Gmünd no hizo ninguna alusión a la tardanza de Rozeta. Era como si lo hubieran acordado con antelación. La chica extrajo un manojo de llaves del bolsillo y se lo entregó a Gmünd, pero éste meneó la cabeza, así que ella tendió la mano hacia mí. Después no me acompañó hasta la entrada principal de la iglesia ni hasta la puerta lateral de la nave norte, sino que señaló una puertecita discreta situada casi al lado del presbiterio. Las tres cerraduras, una antiquísima y dos de seguridad, cedieron sin problema. Cogí el picaporte y me apoyé en la puerta. Se abrió silenciosamente, como si lo hiciera sola.
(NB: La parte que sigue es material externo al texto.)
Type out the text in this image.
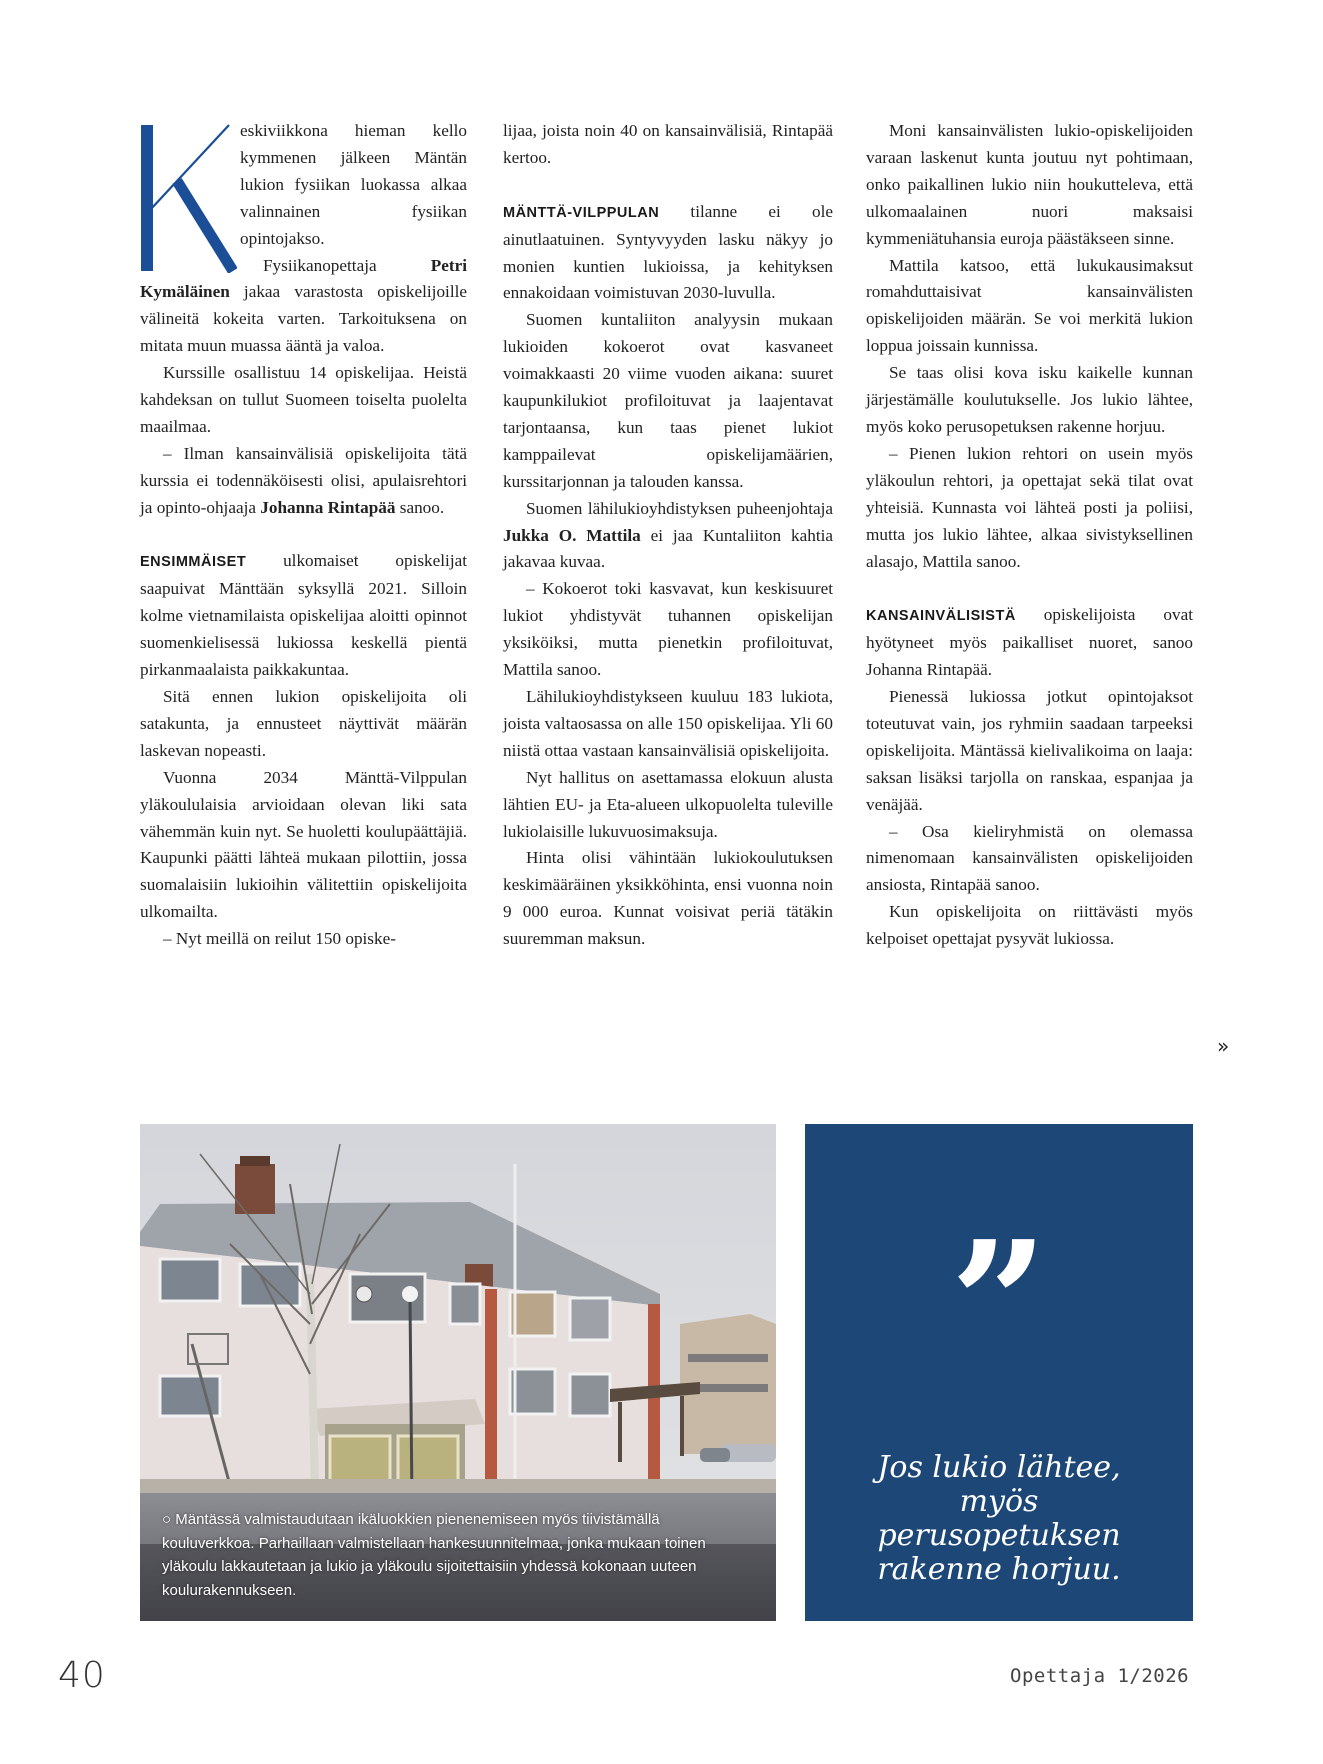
eskiviikkona hieman kello kymmenen jälkeen Mäntän lukion fysiikan luokassa alkaa valinnainen fysiikan opintojakso.

Fysiikanopettaja Petri Kymäläinen jakaa varastosta opiskelijoille välineitä kokeita varten. Tarkoituksena on mitata muun muassa ääntä ja valoa.

Kurssille osallistuu 14 opiskelijaa. Heistä kahdeksan on tullut Suomeen toiselta puolelta maailmaa.

– Ilman kansainvälisiä opiskelijoita tätä kurssia ei todennäköisesti olisi, apulaisrehtori ja opinto-ohjaaja Johanna Rintapää sanoo.

ENSIMMÄISET ulkomaiset opiskelijat saapuivat Mänttään syksyllä 2021. Silloin kolme vietnamilaista opiskelijaa aloitti opinnot suomenkielisessä lukiossa keskellä pientä pirkanmaalaista paikkakuntaa.

Sitä ennen lukion opiskelijoita oli satakunta, ja ennusteet näyttivät määrän laskevan nopeasti.

Vuonna 2034 Mänttä-Vilppulan yläkoululaisia arvioidaan olevan liki sata vähemmän kuin nyt. Se huoletti koulupäättäjiä. Kaupunki päätti lähteä mukaan pilottiin, jossa suomalaisiin lukioihin välitettiin opiskelijoita ulkomailta.

– Nyt meillä on reilut 150 opiske-

lijaa, joista noin 40 on kansainvälisiä, Rintapää kertoo.

MÄNTTÄ-VILPPULAN tilanne ei ole ainutlaatuinen. Syntyvyyden lasku näkyy jo monien kuntien lukioissa, ja kehityksen ennakoidaan voimistuvan 2030-luvulla.

Suomen kuntaliiton analyysin mukaan lukioiden kokoerot ovat kasvaneet voimakkaasti 20 viime vuoden aikana: suuret kaupunkilukiot profiloituvat ja laajentavat tarjontaansa, kun taas pienet lukiot kamppailevat opiskelijamäärien, kurssitarjonnan ja talouden kanssa.

Suomen lähilukioyhdistyksen puheenjohtaja Jukka O. Mattila ei jaa Kuntaliiton kahtia jakavaa kuvaa.

– Kokoerot toki kasvavat, kun keskisuuret lukiot yhdistyvät tuhannen opiskelijan yksiköiksi, mutta pienetkin profiloituvat, Mattila sanoo.

Lähilukioyhdistykseen kuuluu 183 lukiota, joista valtaosassa on alle 150 opiskelijaa. Yli 60 niistä ottaa vastaan kansainvälisiä opiskelijoita.

Nyt hallitus on asettamassa elokuun alusta lähtien EU- ja Eta-alueen ulkopuolelta tuleville lukiolaisille lukuvuosimaksuja.

Hinta olisi vähintään lukiokoulutuksen keskimääräinen yksikköhinta, ensi vuonna noin 9 000 euroa. Kunnat voisivat periä tätäkin suuremman maksun.

Moni kansainvälisten lukio-opiskelijoiden varaan laskenut kunta joutuu nyt pohtimaan, onko paikallinen lukio niin houkutteleva, että ulkomaalainen nuori maksaisi kymmeniätuhansia euroja päästäkseen sinne.

Mattila katsoo, että lukukausimaksut romahduttaisivat kansainvälisten opiskelijoiden määrän. Se voi merkitä lukion loppua joissain kunnissa.

Se taas olisi kova isku kaikelle kunnan järjestämälle koulutukselle. Jos lukio lähtee, myös koko perusopetuksen rakenne horjuu.

– Pienen lukion rehtori on usein myös yläkoulun rehtori, ja opettajat sekä tilat ovat yhteisiä. Kunnasta voi lähteä posti ja poliisi, mutta jos lukio lähtee, alkaa sivistyksellinen alasajo, Mattila sanoo.

KANSAINVÄLISISTÄ opiskelijoista ovat hyötyneet myös paikalliset nuoret, sanoo Johanna Rintapää.

Pienessä lukiossa jotkut opintojaksot toteutuvat vain, jos ryhmiin saadaan tarpeeksi opiskelijoita. Mäntässä kielivalikoima on laaja: saksan lisäksi tarjolla on ranskaa, espanjaa ja venäjää.

– Osa kieliryhmistä on olemassa nimenomaan kansainvälisten opiskelijoiden ansiosta, Rintapää sanoo.

Kun opiskelijoita on riittävästi myös kelpoiset opettajat pysyvät lukiossa.

»
○ Mäntässä valmistaudutaan ikäluokkien pienenemiseen myös tiivistämällä kouluverkkoa. Parhaillaan valmistellaan hankesuunnitelmaa, jonka mukaan toinen yläkoulu lakkautetaan ja lukio ja yläkoulu sijoitettaisiin yhdessä kokonaan uuteen koulurakennukseen.
”
Jos lukio lähtee, myös perusopetuksen rakenne horjuu.
40	Opettaja 1/2026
Esperaba un golpe de aire frío, como si hubiese abierto un calabozo, pero dentro la temperatura no era más baja que fuera. Sólo percibí una atmósfera algo cargada y un débil olor a incienso. El interior estaba oscuro. Miré hacia atrás. Gmünd y Rozeta permanecían inmóviles, el uno al lado del otro, como si esperaran algo. No les veía los ojos, pero de algún modo sabía que estaban pendientes de mi proceder, al que le faltaba la decisión de los audaces. Superé el miedo y me interné varios pasos en la oscuridad, luego otro más, y entonces di con una segunda puerta. Era mayor que la anterior. No encontré el interruptor, pero palpé el cerrojo y a ciegas probé la cuarta llave. La cerradura cedió y la puerta se entreabrió. Una luz tenue se coló hacia mí. Eché un vistazo al primer cuarto; estaba en la sacristía. Rozeta y Gmünd entraron entonces detrás de mí. Franqueé la puerta y me encontré en la nave lateral de la iglesia.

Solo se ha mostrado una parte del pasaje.